My love of Craig Armstrong knows no bounds. Most will know him as the composer for Romeo and Juliet or Moulin Rouge, but this track (actually two pieces joined together) has long been one of my favorite of his movie work. Stunning from beginning to end.

The Kraken (Pirates of the Caribbean: Dead Man’s Chest) – Hans Zimmer

If you were to remove the sublime Journey to the Line from the equation, this is without doubt my favourite track from Hans Zimmer.

Scorponok (Transformers) – Steve Jablonsky

Will forever remind me of the ups and downs of Adelaide ’07 and of psyching myself up for job interviews. A cracking action score that is far better than the movie deserves (although, in all honesty, this and its sequel are two of my guilty pleasures!)

Love Theme (St Elmo’s Fire)

I will not hear a bad word said about this piece of music! Got that?

Point of No Return (Back to the Future III) – Alan Silvestri

Everything about this film trilogy was magnificent, especially Alan Silvestri’s superb soundtrack. Of which this track from the brilliant conclusion to the third installment is a highlight.

Elora Danan (Willow) – James Horner

Viewers of this seminal fantasy film from the 1980s will have seen Warwick Davis in action long before he lit up the screens in Harry Potter, Merlin and Life’s Too Short. Granted, it’s not a movie that is greatly loved (although I cherish it) but Horner’s score is one of the best soundtrack’s of the 1980s, if not ever.

North by Northwest Suite – Bernard Herrmann

Forget Psycho, this is the definitive Hitchcock score. A work of absolute genius and one of the finest film scores ever composed.

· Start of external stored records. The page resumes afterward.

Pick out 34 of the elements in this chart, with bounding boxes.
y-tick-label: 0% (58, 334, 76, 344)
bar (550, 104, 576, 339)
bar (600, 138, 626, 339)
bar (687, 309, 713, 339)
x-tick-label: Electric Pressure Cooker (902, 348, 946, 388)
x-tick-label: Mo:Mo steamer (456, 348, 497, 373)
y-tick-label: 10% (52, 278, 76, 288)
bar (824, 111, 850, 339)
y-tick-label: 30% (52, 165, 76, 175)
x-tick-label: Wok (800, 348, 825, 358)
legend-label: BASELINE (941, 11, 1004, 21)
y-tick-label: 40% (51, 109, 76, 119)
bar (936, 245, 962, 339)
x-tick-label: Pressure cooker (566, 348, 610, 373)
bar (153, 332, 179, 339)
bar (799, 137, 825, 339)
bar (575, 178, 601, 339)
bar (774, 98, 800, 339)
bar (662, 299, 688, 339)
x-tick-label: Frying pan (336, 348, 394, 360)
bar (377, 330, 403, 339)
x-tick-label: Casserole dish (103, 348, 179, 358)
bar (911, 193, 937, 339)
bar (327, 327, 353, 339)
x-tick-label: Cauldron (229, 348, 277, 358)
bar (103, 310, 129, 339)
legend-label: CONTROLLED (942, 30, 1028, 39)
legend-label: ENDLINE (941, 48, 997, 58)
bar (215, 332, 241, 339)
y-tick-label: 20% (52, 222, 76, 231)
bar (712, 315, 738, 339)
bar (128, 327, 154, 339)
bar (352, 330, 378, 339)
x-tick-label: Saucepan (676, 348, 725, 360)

Prologue (JFK) – John Williams

Another classic, often overlooked track from legendary composer John Williams. One of my personal favourites.

and

Going Home (Theme from Local Hero) – Mark Knopfler

My favourite film score of all time. I love this track with an intense and fiery passion!

What about you? Are there any film scores (or composers) that rock your world?